Further appraisal of the proof relied upon but confirms that conclusion. Manifestly, the fact that Roberts gave up an $80 a week job and took possession of the farm cannot establish, without the aid of the words of promise asserted, that he occupied it as a purchaser rather than as a tenant — particularly since it appeared that Roberts had not been able to make ends meet in the city, detested factory work and preferred life on a farm. Nor does the fact that Fulmer and Roberts arranged that the proceeds from the sale of the milk should be divided on the basis of one-third to the former and two-thirds to the latter establish, without reference to the oral agreement alleged, a contract of sale. Fulmer's receipt of one third of the milk checks may conceivably have been on account of a purchase price, but, on the other hand, it may just as reasonably have constituted compensation to defendants as landlords for the use of their land and their stock — particularly since the entire herd of about twenty cows, which produced the milk, belonged to Fulmer, having been purchased by him and placed upon the farm for plaintiffs' use. Nor does the fact that plaintiffs made repairs and improvements point unerringly and without question to an agreement of sale. An owner or a vendee in possession would, of course, have done what Roberts did, but so would a tenant farmer — particularly when his sustenance and the amount of his earnings depended upon the state and condition of the farm and its buildings. In point of fact, in evaluating the significance of plaintiffs' acts, we cannot dismiss from mind or overlook that Fulmer not only had one of his own employees assist plaintiffs in the work of repair and improvement; not only reimbursed plaintiffs for many of their outlays; not only shared the cost of feed and hay; but also actually paid the taxes on the property as well as the insurance and — in addition to supplying all of the cows — purchased equipment, such as a tractor and a milk cooler, for plaintiffs' exclusive use.

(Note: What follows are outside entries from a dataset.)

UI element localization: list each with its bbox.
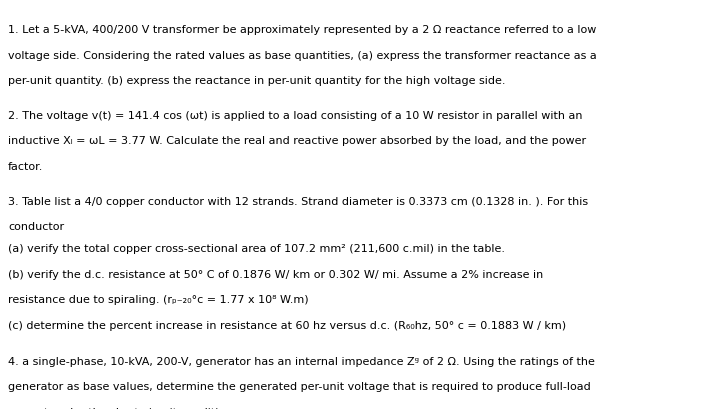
- Text: (c) determine the percent increase in resistance at 60 hz versus d.c. (R₆₀hz, 50: (c) determine the percent increase in re…: [8, 320, 566, 330]
- Text: voltage side. Considering the rated values as base quantities, (a) express the t: voltage side. Considering the rated valu…: [8, 51, 597, 61]
- Text: current under the short-circuit condition.: current under the short-circuit conditio…: [8, 407, 236, 409]
- Text: 2. The voltage v(t) = 141.4 cos (ωt) is applied to a load consisting of a 10 W r: 2. The voltage v(t) = 141.4 cos (ωt) is …: [8, 110, 582, 120]
- Text: 4. a single-phase, 10-kVA, 200-V, generator has an internal impedance Zᵍ of 2 Ω.: 4. a single-phase, 10-kVA, 200-V, genera…: [8, 356, 595, 366]
- Text: inductive Xₗ = ωL = 3.77 W. Calculate the real and reactive power absorbed by th: inductive Xₗ = ωL = 3.77 W. Calculate th…: [8, 136, 586, 146]
- Text: (a) verify the total copper cross-sectional area of 107.2 mm² (211,600 c.mil) in: (a) verify the total copper cross-sectio…: [8, 244, 505, 254]
- Text: generator as base values, determine the generated per-unit voltage that is requi: generator as base values, determine the …: [8, 381, 590, 391]
- Text: factor.: factor.: [8, 161, 43, 171]
- Text: per-unit quantity. (b) express the reactance in per-unit quantity for the high v: per-unit quantity. (b) express the react…: [8, 76, 505, 86]
- Text: resistance due to spiraling. (rₚ₋₂₀°c = 1.77 x 10⁸ W.m): resistance due to spiraling. (rₚ₋₂₀°c = …: [8, 294, 309, 304]
- Text: 3. Table list a 4/0 copper conductor with 12 strands. Strand diameter is 0.3373 : 3. Table list a 4/0 copper conductor wit…: [8, 196, 588, 206]
- Text: conductor: conductor: [8, 222, 64, 231]
- Text: (b) verify the d.c. resistance at 50° C of 0.1876 W/ km or 0.302 W/ mi. Assume a: (b) verify the d.c. resistance at 50° C …: [8, 269, 544, 279]
- Text: 1. Let a 5-kVA, 400/200 V transformer be approximately represented by a 2 Ω reac: 1. Let a 5-kVA, 400/200 V transformer be…: [8, 25, 596, 35]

Whether or not the record convincingly stamps defendants as owners and landlords, whether or not the evidence persuasively marks plaintiffs as tenants, we need not decide. It is sufficient to say that the acts of part performance failed to point "solely and unequivocally" to a contract for the sale of the farm or to a vendor-vendee relationship; they were equally and as reasonably explainable as the acts of a tenant farmer receiving the major share of the milk checks for labors performed and expenses incurred.
I would affirm the judgment of the Appellate Division.
LEWIS, CONWAY and FROESSEL, JJ., concur with DYE, J.; FULD, J., dissents in opinion in which LOUGHRAN, Ch. J., and DESMOND, J., concur.